She was wet; her hair was matted over her forehead, the sleet lying in beads upon it. A hood that had been pulled hurriedly over her head was blown partly aside. Ralph would have drawn her to the fire.
“Not yet,” she said again. Her eyes looked troubled, startled, denoting pain.
“Then I will go with you at once,” he said.
They turned; Laddie darted out before them, and in a moment they were in the blackness of the night.
CHAPTER IV.
The outcast.
The storm had abated. The sleet and rain had ceased, but the wind still blew fierce and strong, driving black continents of cloud across a crescent moon. It was bitingly cold. Rotha walked fast and spoke little. Ralph understood their mission. “Is he far away?” he said.
“Not far.”
Her voice had a tremor of emotion, and as the wind carried it to him it seemed freighted with sadness. But the girl would have hidden her fears.

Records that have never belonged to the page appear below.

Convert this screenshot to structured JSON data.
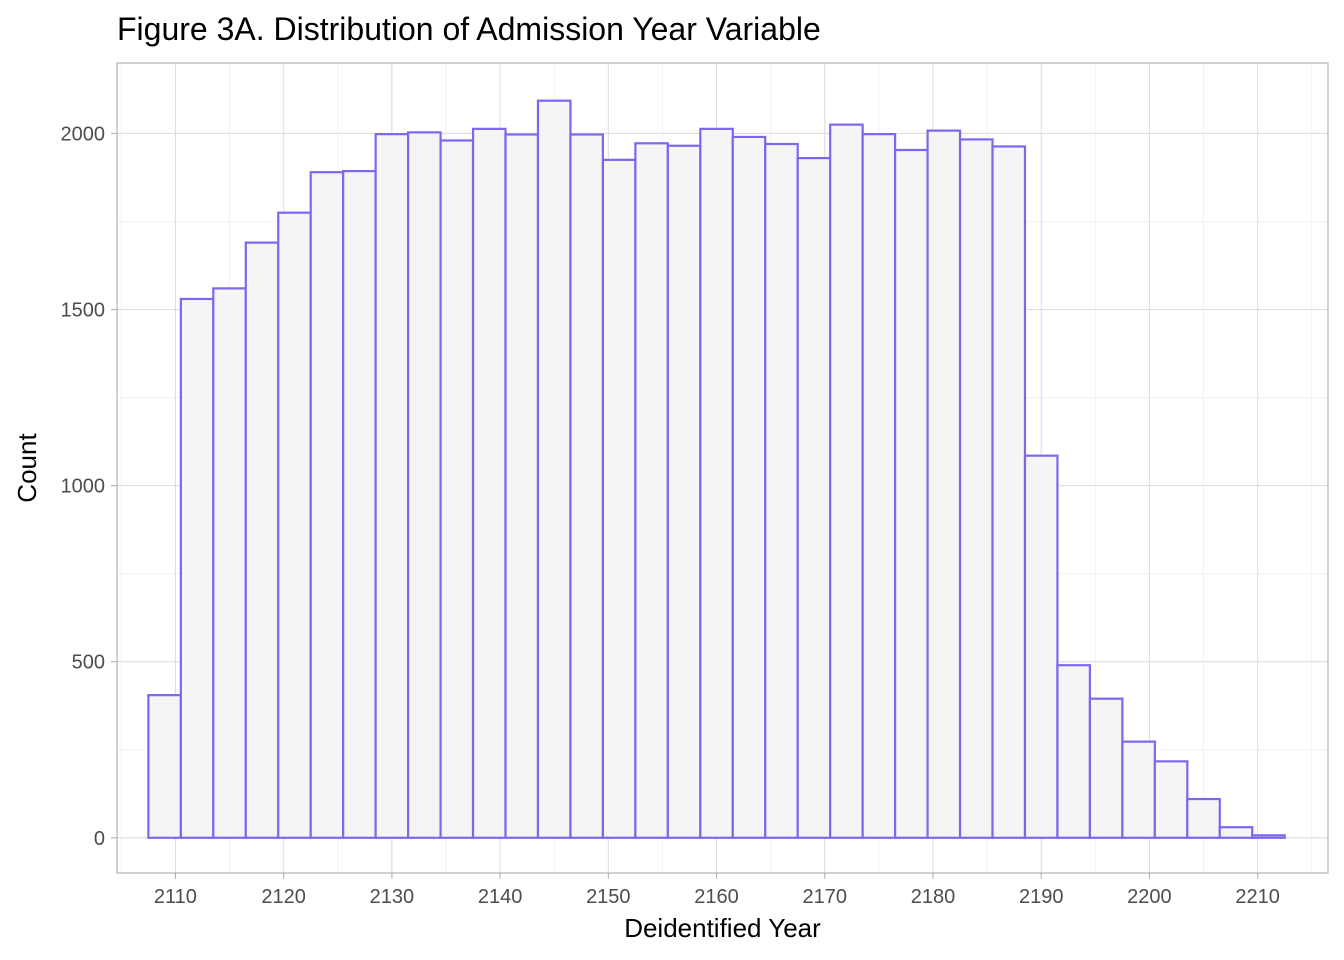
{
  "chart_data": {
    "type": "bar",
    "title": "Figure 3A. Distribution of Admission Year Variable",
    "xlabel": "Deidentified Year",
    "ylabel": "Count",
    "xlim": [
      2104.6,
      2216.5
    ],
    "ylim": [
      -100,
      2200
    ],
    "x_ticks": [
      2110,
      2120,
      2130,
      2140,
      2150,
      2160,
      2170,
      2180,
      2190,
      2200,
      2210
    ],
    "x_tick_labels": [
      "2110",
      "2120",
      "2130",
      "2140",
      "2150",
      "2160",
      "2170",
      "2180",
      "2190",
      "2200",
      "2210"
    ],
    "y_ticks": [
      0,
      500,
      1000,
      1500,
      2000
    ],
    "y_tick_labels": [
      "0",
      "500",
      "1000",
      "1500",
      "2000"
    ],
    "grid": true,
    "bin_edges": [
      2107.5,
      2110.5,
      2113.5,
      2116.5,
      2119.5,
      2122.5,
      2125.5,
      2128.5,
      2131.5,
      2134.5,
      2137.5,
      2140.5,
      2143.5,
      2146.5,
      2149.5,
      2152.5,
      2155.5,
      2158.5,
      2161.5,
      2164.5,
      2167.5,
      2170.5,
      2173.5,
      2176.5,
      2179.5,
      2182.5,
      2185.5,
      2188.5,
      2191.5,
      2194.5,
      2197.5,
      2200.5,
      2203.5,
      2206.5,
      2209.5,
      2212.5
    ],
    "values": [
      405,
      1530,
      1560,
      1690,
      1775,
      1890,
      1893,
      1998,
      2003,
      1980,
      2013,
      1997,
      2093,
      1997,
      1925,
      1972,
      1965,
      2013,
      1990,
      1970,
      1930,
      2025,
      1998,
      1953,
      2008,
      1983,
      1963,
      1085,
      490,
      395,
      273,
      217,
      110,
      30,
      7
    ],
    "colors": {
      "bar_fill": "#f5f5f5",
      "bar_outline": "#7b68ee"
    }
  }
}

“Perhaps he’s better now,” she said.
Ralph quickened his steps. The dog had gone on in front, and was lost in the darkness.
“Give me your hand, Rotha; the sleet is hard and slape.”

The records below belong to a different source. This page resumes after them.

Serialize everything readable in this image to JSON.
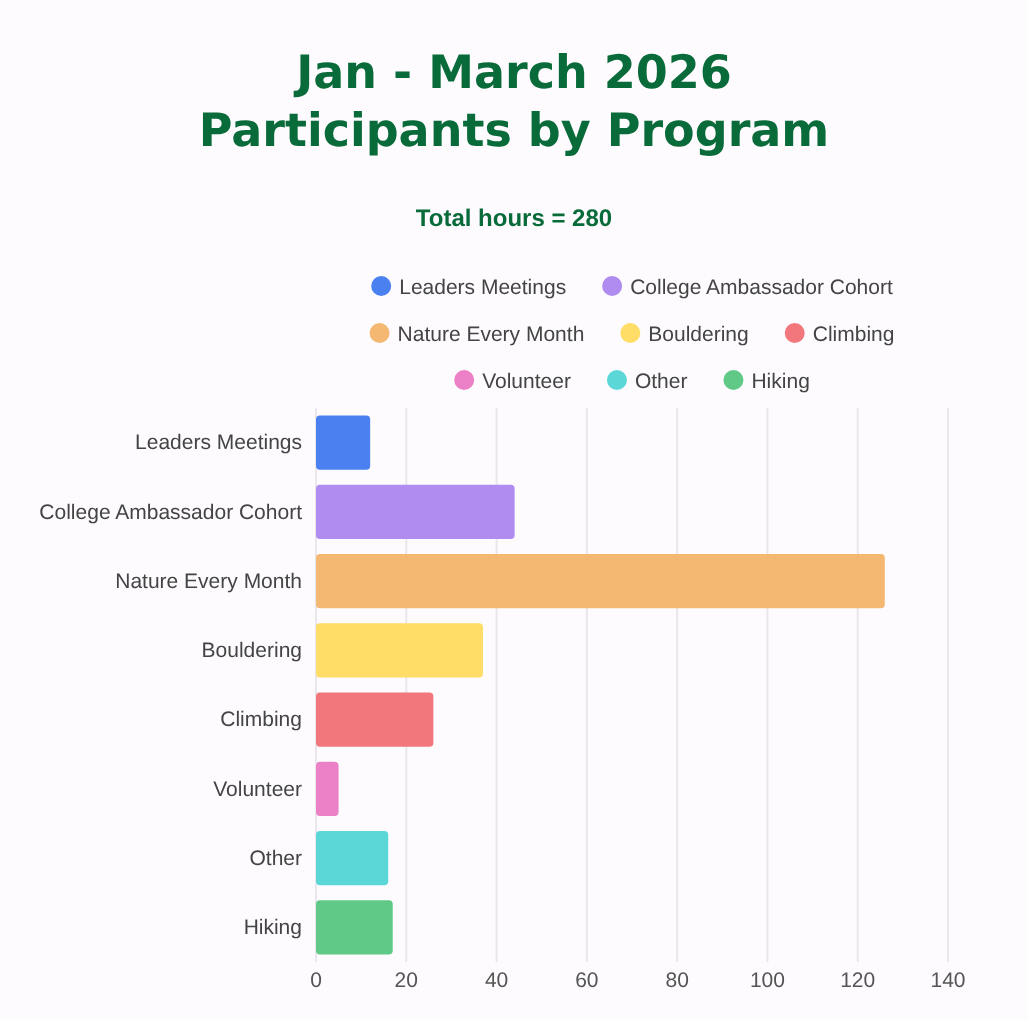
{
  "chart_data": {
    "type": "bar",
    "orientation": "horizontal",
    "title": "Jan - March 2026\nParticipants by Program",
    "subtitle": "Total hours = 280",
    "categories": [
      "Leaders Meetings",
      "College Ambassador Cohort",
      "Nature Every Month",
      "Bouldering",
      "Climbing",
      "Volunteer",
      "Other",
      "Hiking"
    ],
    "series": [
      {
        "name": "Leaders Meetings",
        "color": "#4a80f0",
        "values": [
          12,
          null,
          null,
          null,
          null,
          null,
          null,
          null
        ]
      },
      {
        "name": "College Ambassador Cohort",
        "color": "#b08cf0",
        "values": [
          null,
          44,
          null,
          null,
          null,
          null,
          null,
          null
        ]
      },
      {
        "name": "Nature Every Month",
        "color": "#f4b872",
        "values": [
          null,
          null,
          126,
          null,
          null,
          null,
          null,
          null
        ]
      },
      {
        "name": "Bouldering",
        "color": "#ffdd66",
        "values": [
          null,
          null,
          null,
          37,
          null,
          null,
          null,
          null
        ]
      },
      {
        "name": "Climbing",
        "color": "#f2777d",
        "values": [
          null,
          null,
          null,
          null,
          26,
          null,
          null,
          null
        ]
      },
      {
        "name": "Volunteer",
        "color": "#ec80c6",
        "values": [
          null,
          null,
          null,
          null,
          null,
          5,
          null,
          null
        ]
      },
      {
        "name": "Other",
        "color": "#5cd7d7",
        "values": [
          null,
          null,
          null,
          null,
          null,
          null,
          16,
          null
        ]
      },
      {
        "name": "Hiking",
        "color": "#60c987",
        "values": [
          null,
          null,
          null,
          null,
          null,
          null,
          null,
          17
        ]
      }
    ],
    "xlim": [
      0,
      140
    ],
    "xticks": [
      0,
      20,
      40,
      60,
      80,
      100,
      120,
      140
    ],
    "grid": "x",
    "legend": "top"
  }
}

“Don’t heed me, Ralph; go faster; I’ll follow.”
Just then a sharp bark was heard close at hand, followed by another and another, but in a different key. Laddie had met a friend.
“He’s coming,” Rotha said, catching her breath.
“He’s here.”
With the shrill cry of a hunted creature that has got back, wounded, to its brethren, Sim seemed to leap upon them out of the darkness.
“Ralph, take me with you—take me with you; do not let me go back to the fell to-night. I cannot go—no, believe me, I cannot—I dare not. Take me, Ralph; have mercy on me; do not despise me for the coward that I am; it’s enough to make me curse the great God—no, no; not that neither. But, Ralph, Ralph—”
The poor fellow would have fallen breathless and exhausted at Ralph’s feet, but he held him up and spoke firmly but kindly to him,—
“Bravely, Sim; bravely, man; there,” he said, as the tailor regained some composure.
“You sha’n’t go back to-night. How wet you are, though! There’s not a dry rag to your body, man. You must first return with me to the fire at the Red Lion, and then we’ll go—”
“No, no, no!” cried Sim; “not there either—never there; better the wind and rain, aye, better anything, than that.”
And he turned his head over his shoulder as though peering into the darkness behind. Ralph understood him. There were wilder companions for this poor hunted creature than any that lived on the mountains.
“But you’ll never live through the night in clothes like these.”
Sim shivered with the cold; his teeth chattered; his lank hands shook as with ague.
“Never live? Oh, but I must not die, Ralph; no not yet—not yet.”